Q15. I just compiled a new kernel and now my computer reboots instantly at startup. Why and how do I fix it? 

You might have forgoten to update your bootloader. Most of the time this happens after upgrading a kernel version.

boot using install-cd or bootupdisk

mount your /  and your /boot partition.

chroot to your / partition. 

configure your bootloader. 

lilo: as root: nano /etc/lilo.conf  and  make sure you set the link to the correct kernel

grup: as root: grub, make sure you set the link to the correct kernel

Also you might want to heck if the bzImage in the /boot section is the correct one. I always use a ls -all /boot/bzImage and check the time and the size..

----------

## Sargonas

I wrote this because of a not exsisting one in the faq but didnt see the previous post until searching for a place to put this.  Sorry.

[faq] KC10: I'm upgrading my kernel sources. Can I use my old configuration? If so, how? 

Once you have emerged the new kernel there are several new ways to use your old config for you your new kernel pending that you have saved you your .config file from your old kernel or havent deleted the source from your last install. 

First thing to do is copy ( /usr/src/linux-2.(old version)/.config  or   /boot/config-(version) )   to /usr/src/linux-2.(spify new version)/.config

This will give you access to your old config.

Now if you do any of the make *config you should have the ability to load that config:

make oldconfig: This will configure the kernel from an old configuration file .config if it exsist otherwise will use arch/<your arch>/depconfig    recommended that you run menu or x config after this to check for any changes.

make menuconfig: Will first attempt to load .config, that failing it will load arch/<your arch>/depconfig  This provides you with an easier option of configuring and has option for loading configs and saving.

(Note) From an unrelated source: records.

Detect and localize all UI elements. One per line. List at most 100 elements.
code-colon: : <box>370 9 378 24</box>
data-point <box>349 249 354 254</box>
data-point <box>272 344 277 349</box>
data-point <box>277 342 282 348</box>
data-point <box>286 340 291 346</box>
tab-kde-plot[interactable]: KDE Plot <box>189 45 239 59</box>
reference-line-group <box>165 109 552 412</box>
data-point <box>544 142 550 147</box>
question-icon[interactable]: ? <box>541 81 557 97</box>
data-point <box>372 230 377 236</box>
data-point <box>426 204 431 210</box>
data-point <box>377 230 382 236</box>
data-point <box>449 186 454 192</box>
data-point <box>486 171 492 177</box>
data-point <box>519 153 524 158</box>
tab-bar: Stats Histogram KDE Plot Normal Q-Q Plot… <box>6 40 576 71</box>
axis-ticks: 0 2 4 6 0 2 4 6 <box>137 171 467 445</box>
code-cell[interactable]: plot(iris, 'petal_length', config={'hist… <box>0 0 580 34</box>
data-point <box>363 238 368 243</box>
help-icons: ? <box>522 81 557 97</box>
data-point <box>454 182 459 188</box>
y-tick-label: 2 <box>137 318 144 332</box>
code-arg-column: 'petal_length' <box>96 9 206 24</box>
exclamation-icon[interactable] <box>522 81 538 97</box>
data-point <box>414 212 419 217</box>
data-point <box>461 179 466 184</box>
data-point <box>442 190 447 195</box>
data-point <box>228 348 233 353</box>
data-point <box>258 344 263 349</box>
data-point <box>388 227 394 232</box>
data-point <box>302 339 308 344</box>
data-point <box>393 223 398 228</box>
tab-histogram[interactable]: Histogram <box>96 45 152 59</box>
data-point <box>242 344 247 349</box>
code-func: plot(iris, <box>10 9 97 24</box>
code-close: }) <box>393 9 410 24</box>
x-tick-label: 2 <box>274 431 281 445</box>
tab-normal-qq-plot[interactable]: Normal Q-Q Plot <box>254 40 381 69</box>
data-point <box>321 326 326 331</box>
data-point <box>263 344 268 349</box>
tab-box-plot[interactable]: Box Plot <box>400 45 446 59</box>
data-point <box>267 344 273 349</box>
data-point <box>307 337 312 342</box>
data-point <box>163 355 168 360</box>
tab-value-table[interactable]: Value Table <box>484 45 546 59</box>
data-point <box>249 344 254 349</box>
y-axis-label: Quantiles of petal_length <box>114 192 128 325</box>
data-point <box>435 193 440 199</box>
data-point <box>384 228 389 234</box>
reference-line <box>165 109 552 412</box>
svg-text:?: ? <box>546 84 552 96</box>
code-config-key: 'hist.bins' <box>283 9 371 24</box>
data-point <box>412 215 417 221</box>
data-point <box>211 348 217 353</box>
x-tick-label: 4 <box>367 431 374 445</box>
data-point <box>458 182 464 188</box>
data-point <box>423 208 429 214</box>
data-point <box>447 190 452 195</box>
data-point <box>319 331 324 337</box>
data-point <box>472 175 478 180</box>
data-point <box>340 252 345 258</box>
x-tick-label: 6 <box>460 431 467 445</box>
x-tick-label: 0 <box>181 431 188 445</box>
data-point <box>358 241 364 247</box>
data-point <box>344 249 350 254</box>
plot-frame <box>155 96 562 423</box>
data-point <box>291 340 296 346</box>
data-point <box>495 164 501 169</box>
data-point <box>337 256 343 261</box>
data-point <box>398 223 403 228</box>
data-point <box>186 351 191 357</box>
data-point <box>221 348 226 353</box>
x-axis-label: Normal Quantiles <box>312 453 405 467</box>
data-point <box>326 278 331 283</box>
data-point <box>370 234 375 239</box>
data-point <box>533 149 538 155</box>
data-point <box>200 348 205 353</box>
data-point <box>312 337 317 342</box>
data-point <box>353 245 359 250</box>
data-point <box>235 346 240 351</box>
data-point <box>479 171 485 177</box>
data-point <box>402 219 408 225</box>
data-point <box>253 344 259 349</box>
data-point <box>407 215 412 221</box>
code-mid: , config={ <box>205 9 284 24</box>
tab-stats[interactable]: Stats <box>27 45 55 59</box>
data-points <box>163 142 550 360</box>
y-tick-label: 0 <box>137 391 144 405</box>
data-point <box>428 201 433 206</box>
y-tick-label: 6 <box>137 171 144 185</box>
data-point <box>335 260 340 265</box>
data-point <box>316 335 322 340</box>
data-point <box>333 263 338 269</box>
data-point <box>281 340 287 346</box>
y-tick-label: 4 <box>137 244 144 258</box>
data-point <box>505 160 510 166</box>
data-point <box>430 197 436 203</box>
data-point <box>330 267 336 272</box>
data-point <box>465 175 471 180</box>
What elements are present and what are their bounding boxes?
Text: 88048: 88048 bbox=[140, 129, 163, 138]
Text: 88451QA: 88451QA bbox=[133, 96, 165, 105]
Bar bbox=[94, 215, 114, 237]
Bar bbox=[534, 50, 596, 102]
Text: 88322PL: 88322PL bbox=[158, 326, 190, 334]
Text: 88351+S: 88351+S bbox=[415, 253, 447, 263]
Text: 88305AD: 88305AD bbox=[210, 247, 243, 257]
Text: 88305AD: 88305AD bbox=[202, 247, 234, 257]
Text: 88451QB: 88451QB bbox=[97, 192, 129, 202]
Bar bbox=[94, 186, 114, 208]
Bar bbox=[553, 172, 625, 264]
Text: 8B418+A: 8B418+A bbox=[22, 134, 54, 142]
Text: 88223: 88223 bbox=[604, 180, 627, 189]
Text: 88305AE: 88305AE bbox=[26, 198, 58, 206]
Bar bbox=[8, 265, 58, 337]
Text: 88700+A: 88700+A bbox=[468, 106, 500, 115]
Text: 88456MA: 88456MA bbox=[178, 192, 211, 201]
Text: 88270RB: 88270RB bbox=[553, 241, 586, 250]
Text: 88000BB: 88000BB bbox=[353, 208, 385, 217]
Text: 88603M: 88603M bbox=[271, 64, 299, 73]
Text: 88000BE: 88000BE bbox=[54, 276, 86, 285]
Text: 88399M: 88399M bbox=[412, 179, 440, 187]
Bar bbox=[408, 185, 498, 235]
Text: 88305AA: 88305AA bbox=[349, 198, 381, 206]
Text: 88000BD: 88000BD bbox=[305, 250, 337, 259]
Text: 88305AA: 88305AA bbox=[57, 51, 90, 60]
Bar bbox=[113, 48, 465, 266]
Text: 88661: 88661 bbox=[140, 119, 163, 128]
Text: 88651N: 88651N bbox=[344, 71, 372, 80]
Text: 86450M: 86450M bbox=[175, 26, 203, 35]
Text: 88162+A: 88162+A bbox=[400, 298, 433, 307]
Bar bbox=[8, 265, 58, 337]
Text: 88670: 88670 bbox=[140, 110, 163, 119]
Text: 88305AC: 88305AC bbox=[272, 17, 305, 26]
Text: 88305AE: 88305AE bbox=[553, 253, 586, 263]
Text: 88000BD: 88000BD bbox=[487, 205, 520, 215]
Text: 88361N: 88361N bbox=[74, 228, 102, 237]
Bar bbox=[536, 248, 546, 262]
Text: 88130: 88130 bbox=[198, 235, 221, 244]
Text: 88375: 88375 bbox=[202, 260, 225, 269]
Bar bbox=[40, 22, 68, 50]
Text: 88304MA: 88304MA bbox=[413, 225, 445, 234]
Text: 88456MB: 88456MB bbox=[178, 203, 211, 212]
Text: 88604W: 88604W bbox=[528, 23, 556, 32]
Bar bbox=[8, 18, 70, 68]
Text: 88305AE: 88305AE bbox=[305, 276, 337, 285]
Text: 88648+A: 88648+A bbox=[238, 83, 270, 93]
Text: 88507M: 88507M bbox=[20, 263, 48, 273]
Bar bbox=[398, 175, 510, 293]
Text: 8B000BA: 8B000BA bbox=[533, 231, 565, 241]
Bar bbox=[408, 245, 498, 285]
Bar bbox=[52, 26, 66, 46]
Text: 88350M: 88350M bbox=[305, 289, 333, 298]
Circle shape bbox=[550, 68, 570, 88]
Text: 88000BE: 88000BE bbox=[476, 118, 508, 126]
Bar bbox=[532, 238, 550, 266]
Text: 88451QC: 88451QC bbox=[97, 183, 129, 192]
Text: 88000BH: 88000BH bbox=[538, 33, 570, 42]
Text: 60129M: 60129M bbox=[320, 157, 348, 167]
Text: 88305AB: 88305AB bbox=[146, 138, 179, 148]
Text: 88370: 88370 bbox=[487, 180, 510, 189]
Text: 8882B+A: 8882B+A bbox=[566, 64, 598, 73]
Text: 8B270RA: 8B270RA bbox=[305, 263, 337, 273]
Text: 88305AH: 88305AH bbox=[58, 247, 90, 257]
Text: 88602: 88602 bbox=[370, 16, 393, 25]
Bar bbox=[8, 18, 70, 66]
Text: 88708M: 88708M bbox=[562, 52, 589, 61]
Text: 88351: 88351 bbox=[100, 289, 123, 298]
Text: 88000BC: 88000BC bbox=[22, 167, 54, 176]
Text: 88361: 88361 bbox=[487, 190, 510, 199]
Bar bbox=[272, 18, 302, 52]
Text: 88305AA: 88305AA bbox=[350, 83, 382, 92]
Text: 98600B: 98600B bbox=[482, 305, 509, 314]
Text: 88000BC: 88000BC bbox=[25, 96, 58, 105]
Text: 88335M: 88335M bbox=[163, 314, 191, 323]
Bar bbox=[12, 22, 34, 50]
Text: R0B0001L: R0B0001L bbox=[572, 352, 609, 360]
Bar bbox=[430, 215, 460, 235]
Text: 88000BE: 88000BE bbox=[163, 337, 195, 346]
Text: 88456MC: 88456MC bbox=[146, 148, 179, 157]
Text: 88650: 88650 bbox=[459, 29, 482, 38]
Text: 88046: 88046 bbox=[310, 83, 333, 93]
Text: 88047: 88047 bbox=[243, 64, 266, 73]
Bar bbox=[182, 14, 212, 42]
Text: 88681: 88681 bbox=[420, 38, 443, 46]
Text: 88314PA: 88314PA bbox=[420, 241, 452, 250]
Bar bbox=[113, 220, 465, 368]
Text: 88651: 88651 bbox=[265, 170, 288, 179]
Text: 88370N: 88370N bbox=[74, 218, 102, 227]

make xconfig:  Will load .config, failing will load defaults, this is probably the easiest for beginners because it will show everything in a nice pretty format.

Note on xconfig: requires xfree86 to be started + tcl/tk and wish

after you have loaded that up then just continue compiling as normal:

i.e. make clean dep bzImage modules modules_install install

Note: clean and install are not required but are recommended:

clean: clears all previously compiled modules and kernels from this source

install: moves bzImage to /boot and names it according to the kernel name and will attempt to update lilo for you.( I dont use lilo so I anwser no to this ) this will also copy your config to /boot/config-kernelname   that way you will still have it no matter what you do to /usr/src/linux* and if this is a recompile of an old kernel that is already in boot it will move it to vmlinuz-(version).old

Be sure to update /etc/modules.autoload    adding any modules ( that you have changed ) you want loaded at boot.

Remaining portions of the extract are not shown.